Communication of the vision is critical to its endorsement by employees, and a combination of methods is most effective. Initially, a comprehensive slate of companywide meetings in which the vision is presented and discussed will be required. A question-and-answer period during these meetings should be promoted. After the initial meetings, plant walk-throughs and brown-bag lunches personalize the message from top management to each employee. The president or senior officer at each physical location should walk through the plant on a weekly basis. During these walk-throughs the president can provide a 30-second synopsis of the state of the business, always concluding with an informal, plainly-worded restatement of the company's vision and quality commitment.


Sharing the Responsibility


Sharing the responsibility with an irresponsible workforce is not helpful but using the lack of a responsible workforce as an excuse recreates the mistakes of the past. Developing within its employees both the desire to improve and the required skills make up the most powerful investments an organization can make.
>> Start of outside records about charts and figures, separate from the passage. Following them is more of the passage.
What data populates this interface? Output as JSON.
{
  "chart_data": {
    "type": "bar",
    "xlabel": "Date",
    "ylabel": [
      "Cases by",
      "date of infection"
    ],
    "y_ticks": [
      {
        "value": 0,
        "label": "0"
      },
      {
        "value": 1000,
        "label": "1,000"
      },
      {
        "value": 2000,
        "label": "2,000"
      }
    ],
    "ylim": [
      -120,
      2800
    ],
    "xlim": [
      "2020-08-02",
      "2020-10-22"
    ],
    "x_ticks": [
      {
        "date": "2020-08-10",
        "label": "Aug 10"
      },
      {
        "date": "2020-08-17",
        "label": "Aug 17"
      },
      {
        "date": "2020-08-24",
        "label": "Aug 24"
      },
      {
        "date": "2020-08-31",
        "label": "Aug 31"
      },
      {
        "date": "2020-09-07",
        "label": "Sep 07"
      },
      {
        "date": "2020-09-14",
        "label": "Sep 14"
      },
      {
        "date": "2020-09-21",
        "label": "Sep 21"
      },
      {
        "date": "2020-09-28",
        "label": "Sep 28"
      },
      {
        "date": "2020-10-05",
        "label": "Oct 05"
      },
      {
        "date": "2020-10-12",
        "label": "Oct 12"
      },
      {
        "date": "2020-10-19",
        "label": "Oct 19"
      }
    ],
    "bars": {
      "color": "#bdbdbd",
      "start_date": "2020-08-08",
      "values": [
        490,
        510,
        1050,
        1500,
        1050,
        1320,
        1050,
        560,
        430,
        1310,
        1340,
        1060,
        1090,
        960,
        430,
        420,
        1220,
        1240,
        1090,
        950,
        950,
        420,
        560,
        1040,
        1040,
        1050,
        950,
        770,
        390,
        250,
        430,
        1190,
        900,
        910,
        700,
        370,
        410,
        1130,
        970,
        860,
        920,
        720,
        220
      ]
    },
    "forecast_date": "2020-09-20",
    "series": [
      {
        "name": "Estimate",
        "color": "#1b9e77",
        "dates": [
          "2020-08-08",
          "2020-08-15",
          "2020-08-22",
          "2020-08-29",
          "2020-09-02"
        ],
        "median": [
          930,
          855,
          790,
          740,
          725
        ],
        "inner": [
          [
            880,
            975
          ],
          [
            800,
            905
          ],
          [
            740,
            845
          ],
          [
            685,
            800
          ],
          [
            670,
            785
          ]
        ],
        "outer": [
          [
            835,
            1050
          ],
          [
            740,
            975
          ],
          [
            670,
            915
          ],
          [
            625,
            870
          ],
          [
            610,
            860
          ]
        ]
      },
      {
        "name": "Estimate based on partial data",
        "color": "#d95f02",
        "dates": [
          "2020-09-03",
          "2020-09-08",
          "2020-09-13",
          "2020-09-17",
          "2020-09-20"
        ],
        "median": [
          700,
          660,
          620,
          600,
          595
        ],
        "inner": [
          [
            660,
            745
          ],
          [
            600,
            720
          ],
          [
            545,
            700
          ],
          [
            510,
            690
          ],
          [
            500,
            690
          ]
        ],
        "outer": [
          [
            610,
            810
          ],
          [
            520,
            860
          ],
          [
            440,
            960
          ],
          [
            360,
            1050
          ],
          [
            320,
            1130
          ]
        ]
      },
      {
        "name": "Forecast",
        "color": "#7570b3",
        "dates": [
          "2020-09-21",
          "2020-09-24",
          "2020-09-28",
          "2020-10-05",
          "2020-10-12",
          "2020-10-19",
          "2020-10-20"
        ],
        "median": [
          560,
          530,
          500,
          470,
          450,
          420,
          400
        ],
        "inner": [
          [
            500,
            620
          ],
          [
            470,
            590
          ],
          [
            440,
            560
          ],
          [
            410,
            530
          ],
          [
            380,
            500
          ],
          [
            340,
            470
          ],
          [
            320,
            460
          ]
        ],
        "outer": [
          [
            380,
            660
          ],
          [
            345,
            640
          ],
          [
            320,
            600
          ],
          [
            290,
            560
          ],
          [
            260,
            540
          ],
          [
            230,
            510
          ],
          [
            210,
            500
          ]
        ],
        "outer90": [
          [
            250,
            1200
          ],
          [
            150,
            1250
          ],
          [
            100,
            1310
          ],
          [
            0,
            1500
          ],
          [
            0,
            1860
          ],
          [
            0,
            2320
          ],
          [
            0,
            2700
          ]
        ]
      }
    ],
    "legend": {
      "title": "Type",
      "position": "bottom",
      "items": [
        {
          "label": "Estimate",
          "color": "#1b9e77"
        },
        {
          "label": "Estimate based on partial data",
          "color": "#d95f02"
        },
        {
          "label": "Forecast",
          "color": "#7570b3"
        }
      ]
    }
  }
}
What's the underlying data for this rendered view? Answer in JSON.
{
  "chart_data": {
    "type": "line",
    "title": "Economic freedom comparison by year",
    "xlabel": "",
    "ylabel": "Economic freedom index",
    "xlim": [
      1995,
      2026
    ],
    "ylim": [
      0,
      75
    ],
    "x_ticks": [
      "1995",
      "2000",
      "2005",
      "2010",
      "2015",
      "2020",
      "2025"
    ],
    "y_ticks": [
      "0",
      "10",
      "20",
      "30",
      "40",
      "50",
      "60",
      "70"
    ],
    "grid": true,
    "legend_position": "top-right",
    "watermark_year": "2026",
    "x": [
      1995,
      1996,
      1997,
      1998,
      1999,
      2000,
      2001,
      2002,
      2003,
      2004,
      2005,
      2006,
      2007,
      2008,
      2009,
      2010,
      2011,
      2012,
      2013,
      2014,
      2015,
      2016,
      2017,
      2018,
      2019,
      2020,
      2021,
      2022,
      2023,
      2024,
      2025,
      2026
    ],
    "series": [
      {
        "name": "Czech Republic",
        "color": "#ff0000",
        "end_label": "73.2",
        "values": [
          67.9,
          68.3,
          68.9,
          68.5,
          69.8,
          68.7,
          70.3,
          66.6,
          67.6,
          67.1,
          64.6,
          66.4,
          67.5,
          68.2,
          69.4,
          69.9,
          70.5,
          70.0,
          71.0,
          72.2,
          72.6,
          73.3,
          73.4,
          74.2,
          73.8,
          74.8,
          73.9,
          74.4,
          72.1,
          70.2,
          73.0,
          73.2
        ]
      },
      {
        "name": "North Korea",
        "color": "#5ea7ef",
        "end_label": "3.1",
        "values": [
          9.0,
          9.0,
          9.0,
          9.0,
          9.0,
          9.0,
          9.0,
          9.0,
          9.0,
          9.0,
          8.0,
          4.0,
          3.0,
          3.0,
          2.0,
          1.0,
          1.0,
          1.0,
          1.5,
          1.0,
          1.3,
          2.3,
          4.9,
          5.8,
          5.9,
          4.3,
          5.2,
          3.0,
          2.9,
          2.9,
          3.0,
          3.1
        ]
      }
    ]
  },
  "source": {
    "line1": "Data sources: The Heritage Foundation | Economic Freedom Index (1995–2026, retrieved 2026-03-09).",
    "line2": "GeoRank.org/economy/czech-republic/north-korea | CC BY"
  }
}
Classroom-style training may cover team-building skills, small group facilitation, functional cross-training, SPC, communications, etc. Even offering basic reading, writing, math and GED classework provides significant results.

Factory floor training fosters individual ownership of the process. Fact-finding, problem-solving and decison-making lessons are reinforced when applied directly to familiar machines and processes. When problem resolution skills are second nature to each employee, applying continuous improvement methodologies is the next logical step.

Sharing the responsibility means holding employees accountable as well. Managment is recognized as ineffective when unable or reluctant to require all employees to share the workload or obey workplace rules. Support for an effective, objective discipline program grows when it rewards those who are doing well and dismisses tose unwilling to provide the team effort necessary for success.


Sharing the Reward


High-leverage rewards include personal recognition and other intangibles, with the word "intangibles" carefully defined. While some rewards are not reflected on the bottom line, they are still measurable. Another function of the plant walk-throughs mentioned earlier is to express appreciation for a job well done to employees. A very measurable policy would have supervisors recommending employees and teams for a personal visit with the president of the company. Another reward would be company-sponsored employee and family dinners. At these dinners, employees and teams would be recognized and applauded for their contributions.

Another measurable intangible is training and educationo for all employees. This has a two-fold benefit: enhancing employee skills improves quality and productivity, and employees see the investment in their own future as proof thay have value to the business.

Recognizing that material benefits are important, there are many methods of improving employee compensation at little or no cost to the company. Converting an hourly workforce into a salaried one, and offering flexible benefit packages and profit-sharing programs all provide motivation for employee productivity. Quality and teamwork incentives reward individuals working in the company's interests.

Sharing the vision, sharing the responsibility and sharing the reward will create employee partnerships vital to success.